C’è una proposta di progetto di finanza per la realizzazione e gestione a Latina di un crematorio con annessa sala per le cerimonie, per un investimento di circa 5 milioni e 350mila euro. E’ stata presentata al Comune di Latina dalla società Saie srl a inizio giugno 2017 e successivamente integrata, su richiesta del servizio Lavori pubblici, a novembre dello stesso anno. Si tratta di un progetto fattibile? Se lo è chiesto l’amministrazione comunale che ad agosto del 2017 ha disposto la verifica del progetto di fattibilità tecnica ed
economica e formulato un interpello interno al fine di accertare se tra il personale tecnico dell’ente vi fosse qualcuno disposto ad eseguire il compito di valutazione del project financing. Come è andata a finire?

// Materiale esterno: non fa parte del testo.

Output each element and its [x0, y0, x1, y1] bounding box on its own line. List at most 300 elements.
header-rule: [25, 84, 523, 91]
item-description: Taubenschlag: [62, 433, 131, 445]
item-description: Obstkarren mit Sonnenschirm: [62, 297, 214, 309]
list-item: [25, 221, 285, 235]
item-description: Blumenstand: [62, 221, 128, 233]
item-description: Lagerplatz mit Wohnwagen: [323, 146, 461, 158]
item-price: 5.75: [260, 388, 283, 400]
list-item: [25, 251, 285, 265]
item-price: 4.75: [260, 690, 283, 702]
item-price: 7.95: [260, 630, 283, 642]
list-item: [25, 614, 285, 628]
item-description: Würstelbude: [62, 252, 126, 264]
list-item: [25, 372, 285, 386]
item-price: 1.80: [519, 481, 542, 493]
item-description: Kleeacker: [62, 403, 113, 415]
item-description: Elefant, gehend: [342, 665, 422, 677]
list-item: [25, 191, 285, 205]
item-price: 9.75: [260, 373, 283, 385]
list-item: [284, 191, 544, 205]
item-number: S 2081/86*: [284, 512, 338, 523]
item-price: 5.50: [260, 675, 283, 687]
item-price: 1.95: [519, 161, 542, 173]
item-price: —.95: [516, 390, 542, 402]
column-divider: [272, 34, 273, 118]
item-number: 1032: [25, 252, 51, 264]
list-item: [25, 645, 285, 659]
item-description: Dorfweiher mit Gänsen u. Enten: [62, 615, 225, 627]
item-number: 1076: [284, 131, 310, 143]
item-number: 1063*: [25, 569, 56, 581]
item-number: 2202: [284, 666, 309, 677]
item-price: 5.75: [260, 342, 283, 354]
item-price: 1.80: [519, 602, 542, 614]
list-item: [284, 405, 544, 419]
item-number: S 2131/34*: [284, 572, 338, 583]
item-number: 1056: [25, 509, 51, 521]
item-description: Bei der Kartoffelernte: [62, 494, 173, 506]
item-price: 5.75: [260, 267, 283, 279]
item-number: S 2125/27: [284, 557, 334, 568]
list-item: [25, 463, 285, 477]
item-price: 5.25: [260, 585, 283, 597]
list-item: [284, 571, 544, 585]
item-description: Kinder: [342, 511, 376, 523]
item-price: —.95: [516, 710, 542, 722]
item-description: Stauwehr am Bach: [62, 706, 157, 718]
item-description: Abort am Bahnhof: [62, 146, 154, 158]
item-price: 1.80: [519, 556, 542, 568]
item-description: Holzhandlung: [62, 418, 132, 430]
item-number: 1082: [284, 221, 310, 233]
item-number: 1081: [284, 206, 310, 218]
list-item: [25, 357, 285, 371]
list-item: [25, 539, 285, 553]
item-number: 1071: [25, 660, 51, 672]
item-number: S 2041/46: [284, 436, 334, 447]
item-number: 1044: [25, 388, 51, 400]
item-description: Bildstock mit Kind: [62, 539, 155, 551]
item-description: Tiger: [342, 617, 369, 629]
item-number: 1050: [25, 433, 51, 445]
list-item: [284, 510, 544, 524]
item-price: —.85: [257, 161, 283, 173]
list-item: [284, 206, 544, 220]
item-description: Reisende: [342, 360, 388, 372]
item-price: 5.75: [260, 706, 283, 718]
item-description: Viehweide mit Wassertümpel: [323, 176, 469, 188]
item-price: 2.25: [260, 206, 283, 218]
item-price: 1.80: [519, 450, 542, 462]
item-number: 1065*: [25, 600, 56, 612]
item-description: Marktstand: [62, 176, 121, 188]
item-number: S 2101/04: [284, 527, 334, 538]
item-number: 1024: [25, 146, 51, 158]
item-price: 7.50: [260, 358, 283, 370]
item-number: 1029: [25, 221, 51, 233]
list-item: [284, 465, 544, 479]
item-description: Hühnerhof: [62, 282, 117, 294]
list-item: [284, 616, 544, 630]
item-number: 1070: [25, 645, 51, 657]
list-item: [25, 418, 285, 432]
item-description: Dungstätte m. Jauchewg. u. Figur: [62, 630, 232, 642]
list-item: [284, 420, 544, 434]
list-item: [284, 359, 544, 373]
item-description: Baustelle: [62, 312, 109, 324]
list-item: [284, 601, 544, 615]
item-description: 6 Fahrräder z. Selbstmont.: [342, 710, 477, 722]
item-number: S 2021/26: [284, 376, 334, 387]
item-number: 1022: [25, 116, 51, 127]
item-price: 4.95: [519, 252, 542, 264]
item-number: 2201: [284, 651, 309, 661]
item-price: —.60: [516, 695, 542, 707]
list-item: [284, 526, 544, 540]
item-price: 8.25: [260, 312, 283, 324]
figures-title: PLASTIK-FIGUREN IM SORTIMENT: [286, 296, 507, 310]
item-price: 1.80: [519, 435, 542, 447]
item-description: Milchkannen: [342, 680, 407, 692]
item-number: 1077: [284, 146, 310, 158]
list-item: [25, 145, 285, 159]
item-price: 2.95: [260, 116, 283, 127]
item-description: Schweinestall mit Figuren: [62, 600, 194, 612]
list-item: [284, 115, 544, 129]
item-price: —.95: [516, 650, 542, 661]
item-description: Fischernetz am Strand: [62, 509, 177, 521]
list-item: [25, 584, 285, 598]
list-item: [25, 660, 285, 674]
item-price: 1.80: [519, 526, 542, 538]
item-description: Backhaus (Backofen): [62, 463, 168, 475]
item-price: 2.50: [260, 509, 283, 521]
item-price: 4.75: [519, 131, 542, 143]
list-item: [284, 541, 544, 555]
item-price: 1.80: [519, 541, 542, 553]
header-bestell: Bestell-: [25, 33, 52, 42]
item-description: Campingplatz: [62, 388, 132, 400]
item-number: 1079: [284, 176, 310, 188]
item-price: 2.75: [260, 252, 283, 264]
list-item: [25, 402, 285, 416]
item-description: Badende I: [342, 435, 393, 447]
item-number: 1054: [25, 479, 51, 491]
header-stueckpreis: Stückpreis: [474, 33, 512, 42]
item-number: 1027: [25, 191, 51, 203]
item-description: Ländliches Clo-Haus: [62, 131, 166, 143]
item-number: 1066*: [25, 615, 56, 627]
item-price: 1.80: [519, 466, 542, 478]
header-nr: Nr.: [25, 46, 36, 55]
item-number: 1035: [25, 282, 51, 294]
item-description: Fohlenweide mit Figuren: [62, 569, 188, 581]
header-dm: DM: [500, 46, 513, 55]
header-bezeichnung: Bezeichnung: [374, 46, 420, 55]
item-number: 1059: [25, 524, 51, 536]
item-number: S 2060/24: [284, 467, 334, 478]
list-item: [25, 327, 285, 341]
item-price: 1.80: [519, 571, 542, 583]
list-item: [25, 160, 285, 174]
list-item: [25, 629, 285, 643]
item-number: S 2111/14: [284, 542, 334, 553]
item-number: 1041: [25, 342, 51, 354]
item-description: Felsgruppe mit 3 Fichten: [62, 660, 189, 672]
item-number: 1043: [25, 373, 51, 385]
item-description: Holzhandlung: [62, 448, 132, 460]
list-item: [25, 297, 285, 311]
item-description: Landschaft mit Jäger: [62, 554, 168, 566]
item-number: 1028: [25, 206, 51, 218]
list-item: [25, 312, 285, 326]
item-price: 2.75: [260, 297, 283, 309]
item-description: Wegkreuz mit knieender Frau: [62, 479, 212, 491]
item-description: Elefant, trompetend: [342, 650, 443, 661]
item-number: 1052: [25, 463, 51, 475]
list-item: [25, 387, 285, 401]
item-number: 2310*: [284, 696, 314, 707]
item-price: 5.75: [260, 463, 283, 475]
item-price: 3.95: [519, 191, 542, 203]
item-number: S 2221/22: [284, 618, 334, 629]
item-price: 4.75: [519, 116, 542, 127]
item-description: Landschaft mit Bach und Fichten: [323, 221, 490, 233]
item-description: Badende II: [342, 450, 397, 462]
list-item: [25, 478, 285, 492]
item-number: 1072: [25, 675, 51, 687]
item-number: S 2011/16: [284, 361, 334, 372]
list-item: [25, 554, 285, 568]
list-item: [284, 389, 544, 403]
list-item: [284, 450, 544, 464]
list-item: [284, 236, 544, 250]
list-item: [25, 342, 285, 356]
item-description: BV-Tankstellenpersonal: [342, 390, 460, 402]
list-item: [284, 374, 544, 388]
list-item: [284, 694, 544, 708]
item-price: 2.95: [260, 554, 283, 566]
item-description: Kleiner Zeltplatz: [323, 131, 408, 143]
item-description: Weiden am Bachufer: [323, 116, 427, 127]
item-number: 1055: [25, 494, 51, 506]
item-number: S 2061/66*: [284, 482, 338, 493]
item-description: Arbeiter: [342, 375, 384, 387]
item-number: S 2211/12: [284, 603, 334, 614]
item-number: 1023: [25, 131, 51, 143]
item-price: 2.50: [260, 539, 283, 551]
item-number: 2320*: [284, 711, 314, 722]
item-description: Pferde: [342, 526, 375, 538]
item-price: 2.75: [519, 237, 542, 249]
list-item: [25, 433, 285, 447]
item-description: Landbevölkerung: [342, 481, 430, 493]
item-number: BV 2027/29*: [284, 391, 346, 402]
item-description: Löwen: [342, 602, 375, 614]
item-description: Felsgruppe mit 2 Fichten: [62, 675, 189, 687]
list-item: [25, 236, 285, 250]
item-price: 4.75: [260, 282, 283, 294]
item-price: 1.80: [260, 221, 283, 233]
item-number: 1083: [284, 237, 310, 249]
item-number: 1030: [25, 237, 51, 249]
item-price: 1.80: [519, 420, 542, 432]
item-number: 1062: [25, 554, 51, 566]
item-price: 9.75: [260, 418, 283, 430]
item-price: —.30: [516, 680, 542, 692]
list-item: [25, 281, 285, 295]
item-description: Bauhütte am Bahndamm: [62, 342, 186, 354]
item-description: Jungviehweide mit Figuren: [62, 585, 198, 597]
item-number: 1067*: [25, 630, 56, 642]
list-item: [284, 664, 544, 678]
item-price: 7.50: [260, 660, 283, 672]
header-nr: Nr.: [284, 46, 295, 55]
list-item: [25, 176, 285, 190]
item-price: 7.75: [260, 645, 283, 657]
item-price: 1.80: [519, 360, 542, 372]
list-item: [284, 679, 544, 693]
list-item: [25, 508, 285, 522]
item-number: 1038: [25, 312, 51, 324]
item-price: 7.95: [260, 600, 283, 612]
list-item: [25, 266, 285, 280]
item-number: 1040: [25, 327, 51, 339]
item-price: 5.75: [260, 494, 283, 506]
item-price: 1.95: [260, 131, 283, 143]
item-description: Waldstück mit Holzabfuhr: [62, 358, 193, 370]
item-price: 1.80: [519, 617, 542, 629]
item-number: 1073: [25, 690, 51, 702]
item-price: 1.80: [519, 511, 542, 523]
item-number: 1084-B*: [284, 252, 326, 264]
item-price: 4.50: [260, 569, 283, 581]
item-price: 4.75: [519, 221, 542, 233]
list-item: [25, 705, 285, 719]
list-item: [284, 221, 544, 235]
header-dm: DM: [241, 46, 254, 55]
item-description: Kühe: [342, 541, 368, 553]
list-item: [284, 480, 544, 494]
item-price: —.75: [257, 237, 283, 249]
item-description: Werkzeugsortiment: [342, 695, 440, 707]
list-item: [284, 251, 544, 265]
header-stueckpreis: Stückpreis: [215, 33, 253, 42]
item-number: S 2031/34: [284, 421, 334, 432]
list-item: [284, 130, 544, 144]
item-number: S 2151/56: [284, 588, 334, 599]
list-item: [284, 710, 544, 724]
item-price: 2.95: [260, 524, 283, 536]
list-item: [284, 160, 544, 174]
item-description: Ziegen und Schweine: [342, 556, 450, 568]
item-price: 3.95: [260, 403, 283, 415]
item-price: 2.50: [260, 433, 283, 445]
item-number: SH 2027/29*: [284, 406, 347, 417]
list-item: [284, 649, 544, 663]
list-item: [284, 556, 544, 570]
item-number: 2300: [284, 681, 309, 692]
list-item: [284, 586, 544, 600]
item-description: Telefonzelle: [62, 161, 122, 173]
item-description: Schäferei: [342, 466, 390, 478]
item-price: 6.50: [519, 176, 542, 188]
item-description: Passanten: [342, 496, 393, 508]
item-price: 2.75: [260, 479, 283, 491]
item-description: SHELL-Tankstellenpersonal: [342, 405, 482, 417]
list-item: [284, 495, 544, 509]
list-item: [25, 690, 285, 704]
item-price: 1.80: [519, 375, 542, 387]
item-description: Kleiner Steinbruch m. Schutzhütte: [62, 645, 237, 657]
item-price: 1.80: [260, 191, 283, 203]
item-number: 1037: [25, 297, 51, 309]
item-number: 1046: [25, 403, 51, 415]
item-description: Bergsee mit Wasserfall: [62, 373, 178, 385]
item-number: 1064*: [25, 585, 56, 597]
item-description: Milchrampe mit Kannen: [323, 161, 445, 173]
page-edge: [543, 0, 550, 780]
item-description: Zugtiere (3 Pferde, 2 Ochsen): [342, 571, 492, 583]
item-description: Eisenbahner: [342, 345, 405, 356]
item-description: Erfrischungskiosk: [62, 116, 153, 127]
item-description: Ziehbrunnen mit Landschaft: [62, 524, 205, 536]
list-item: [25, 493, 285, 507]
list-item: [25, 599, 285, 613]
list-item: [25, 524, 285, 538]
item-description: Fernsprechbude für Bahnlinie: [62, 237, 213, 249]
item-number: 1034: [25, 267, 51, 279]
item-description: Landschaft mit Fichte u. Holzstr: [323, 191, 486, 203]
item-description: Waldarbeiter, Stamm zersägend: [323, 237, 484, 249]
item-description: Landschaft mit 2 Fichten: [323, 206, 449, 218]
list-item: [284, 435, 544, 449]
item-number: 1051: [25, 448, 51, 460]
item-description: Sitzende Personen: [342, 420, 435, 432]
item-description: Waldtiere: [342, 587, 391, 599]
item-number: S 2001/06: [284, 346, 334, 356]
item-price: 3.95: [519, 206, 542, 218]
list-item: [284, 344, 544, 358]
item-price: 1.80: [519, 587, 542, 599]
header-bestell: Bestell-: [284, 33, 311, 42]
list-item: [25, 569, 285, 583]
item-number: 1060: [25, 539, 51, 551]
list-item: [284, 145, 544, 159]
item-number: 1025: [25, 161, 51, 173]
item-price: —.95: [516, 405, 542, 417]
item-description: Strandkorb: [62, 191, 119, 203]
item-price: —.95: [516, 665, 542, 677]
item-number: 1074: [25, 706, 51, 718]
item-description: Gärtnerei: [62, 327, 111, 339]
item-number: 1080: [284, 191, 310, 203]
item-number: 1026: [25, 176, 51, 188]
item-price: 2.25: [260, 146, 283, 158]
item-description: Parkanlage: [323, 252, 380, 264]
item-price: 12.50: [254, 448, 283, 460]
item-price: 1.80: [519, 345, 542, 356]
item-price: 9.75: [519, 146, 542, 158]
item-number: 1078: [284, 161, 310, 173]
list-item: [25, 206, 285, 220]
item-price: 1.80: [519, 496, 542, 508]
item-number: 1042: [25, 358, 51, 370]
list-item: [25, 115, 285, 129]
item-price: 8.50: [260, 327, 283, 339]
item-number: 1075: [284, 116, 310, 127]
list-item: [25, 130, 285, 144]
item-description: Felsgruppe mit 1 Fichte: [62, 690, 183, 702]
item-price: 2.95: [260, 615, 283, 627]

Nel termine stabilito, non è pervenuta alcuna istanza da parte dei dipendenti dell’Ente, poiché “il personale tecnico del Servizio – si legge in una determina pubblicata ieri all’albo pretorio – è impegnato in molteplici attività tecnico-amministrative e limitato oltre che per numero di persone anche per le specifiche competenze”.

Dunque, dopo un anno e mezzo dall’infruttuoso interpello l’attuale dirigente del servizio Lavori pubblici, l’ingegnere Angelica Vagnozzi, ha firmato una determina a contrarre per l’affidamento di un incarico esterno di supporto al Rup per la verifica della fattibilità del progetto per la realizzazione e gestione del crematorio, anche in relazione alla concessione trentennale in progetto di finanza relativa al cimitero in essere con la ipogeo Latina srl. Il compenso per l’attività di supporto al Rup è pari a 17.676,61 euro, cui andranno aggiunti gli oneri di legge. La selezione dell’operatore economico affidatario avverrà in favore del soggetto che avrà offerto il minor prezzo sull’importo posto a base di offerta.